Jean-Luc Maertens (président du jury RCN) : « Nous avons voulu récompenser une prise de risque et un talent prometteur. Une prise de risque dans la volonté de traiter de l’improbable rapport de l’homme au temps, à l’espace et à celles et ceux qui les traversent. Comment, aussi, un lieu clos peut ouvrir celui qui l’habite au monde qui l’entoure par un cheminement quasi-initiatique.Un talent prometteur car la sensibilité qui caractérise l’auteur de ce film lui permet d’approcher au plus près les contradictions qui agitent l’être humain et d’en saisir pourtant les éléments de paix et d’harmonie« .

Sélection Le Grand Bivouac : « En huit jours de train et douze jours sous une yourte, Loris Bardi a voulu « filmer le temps ». Comment dire ? – C’est inattendu et superbe, entre le carnet de voyage et l’essai. L’un des grands coups de cœur de ce Grand Bivouac 2013 ».

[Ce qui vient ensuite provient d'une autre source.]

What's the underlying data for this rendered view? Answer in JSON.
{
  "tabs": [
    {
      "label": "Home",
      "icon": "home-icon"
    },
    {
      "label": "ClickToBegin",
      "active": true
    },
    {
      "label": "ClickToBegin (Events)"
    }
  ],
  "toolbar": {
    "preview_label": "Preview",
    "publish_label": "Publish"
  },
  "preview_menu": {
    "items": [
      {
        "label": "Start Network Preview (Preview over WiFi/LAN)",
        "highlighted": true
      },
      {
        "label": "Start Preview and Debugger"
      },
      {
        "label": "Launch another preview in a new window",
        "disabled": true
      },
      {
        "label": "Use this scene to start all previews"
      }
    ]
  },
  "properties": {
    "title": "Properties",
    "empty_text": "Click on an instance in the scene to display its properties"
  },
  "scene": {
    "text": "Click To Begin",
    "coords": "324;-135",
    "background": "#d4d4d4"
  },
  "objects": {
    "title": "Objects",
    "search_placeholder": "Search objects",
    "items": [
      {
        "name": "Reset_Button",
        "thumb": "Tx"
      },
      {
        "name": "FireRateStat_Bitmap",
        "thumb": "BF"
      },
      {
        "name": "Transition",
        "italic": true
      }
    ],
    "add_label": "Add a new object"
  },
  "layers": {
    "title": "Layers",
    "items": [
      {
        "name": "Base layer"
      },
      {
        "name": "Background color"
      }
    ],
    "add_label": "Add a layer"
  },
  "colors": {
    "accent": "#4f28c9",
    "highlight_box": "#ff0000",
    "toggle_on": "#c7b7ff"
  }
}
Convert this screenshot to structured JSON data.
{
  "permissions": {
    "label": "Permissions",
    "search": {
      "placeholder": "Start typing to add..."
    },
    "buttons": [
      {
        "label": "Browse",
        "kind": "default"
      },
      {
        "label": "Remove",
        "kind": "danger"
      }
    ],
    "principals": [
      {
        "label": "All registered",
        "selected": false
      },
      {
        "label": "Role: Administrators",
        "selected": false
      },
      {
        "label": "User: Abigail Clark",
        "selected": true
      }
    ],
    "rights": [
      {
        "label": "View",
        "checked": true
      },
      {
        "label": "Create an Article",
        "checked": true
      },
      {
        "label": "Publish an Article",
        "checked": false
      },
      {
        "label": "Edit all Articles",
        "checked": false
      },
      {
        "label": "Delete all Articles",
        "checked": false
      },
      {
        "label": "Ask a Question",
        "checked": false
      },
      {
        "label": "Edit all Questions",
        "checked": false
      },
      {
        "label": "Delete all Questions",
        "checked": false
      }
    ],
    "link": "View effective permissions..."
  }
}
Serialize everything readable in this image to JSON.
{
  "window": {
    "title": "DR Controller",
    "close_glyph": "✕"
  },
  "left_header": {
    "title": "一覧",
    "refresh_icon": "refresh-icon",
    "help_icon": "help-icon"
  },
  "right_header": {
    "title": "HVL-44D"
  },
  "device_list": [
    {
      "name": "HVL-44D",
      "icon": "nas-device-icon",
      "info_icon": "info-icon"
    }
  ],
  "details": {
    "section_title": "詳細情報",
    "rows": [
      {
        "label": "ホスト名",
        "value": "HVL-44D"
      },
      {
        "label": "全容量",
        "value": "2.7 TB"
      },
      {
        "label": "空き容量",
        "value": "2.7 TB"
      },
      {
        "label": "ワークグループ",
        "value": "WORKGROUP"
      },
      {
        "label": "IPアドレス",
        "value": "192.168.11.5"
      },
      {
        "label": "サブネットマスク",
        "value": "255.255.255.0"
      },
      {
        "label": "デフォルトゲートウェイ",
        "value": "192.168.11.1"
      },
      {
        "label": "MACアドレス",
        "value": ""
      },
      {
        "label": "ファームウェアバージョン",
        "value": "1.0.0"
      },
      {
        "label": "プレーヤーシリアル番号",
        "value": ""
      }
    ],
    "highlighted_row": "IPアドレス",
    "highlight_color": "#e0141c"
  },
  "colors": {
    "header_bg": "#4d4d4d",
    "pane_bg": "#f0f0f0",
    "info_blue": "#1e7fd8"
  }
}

Documentaire entre le carnet de voyage et l’essai, un Voyage Immobile s’interroge sur notre perception du temps, à bord du Transsibérien entre Moscou et Pékin et au cœur d’une famille nomade en Mongolie.

INTENTIONS DE L’AUTEUR 

J’ai effectué il y a quelques mois un long voyage à travers la Sibérie, la Mongolie et la Chine, qui m’a conduit de Moscou à Pékin. Durant ces mois j’ai passé huit jours dans le Transmongolien, sans jamais faire d’escale puis douze jours aux côtés d’une famille nomade mongole. Deux expériences qui m’ont permis d’éprouver le temps qui passe, à un rythme très éloigné de ma vie occidentale. Je me suis toujours demandé s’il était possible de filmer le temps. Ce film tente de répondre à cette question. En partant avec mes deux caméras j’ai voulu filmer et raconter des instants qui incitent à la rêverie et à l’introspection. Partir à la découverte de l’inconnu pour mieux se connaître soi-même.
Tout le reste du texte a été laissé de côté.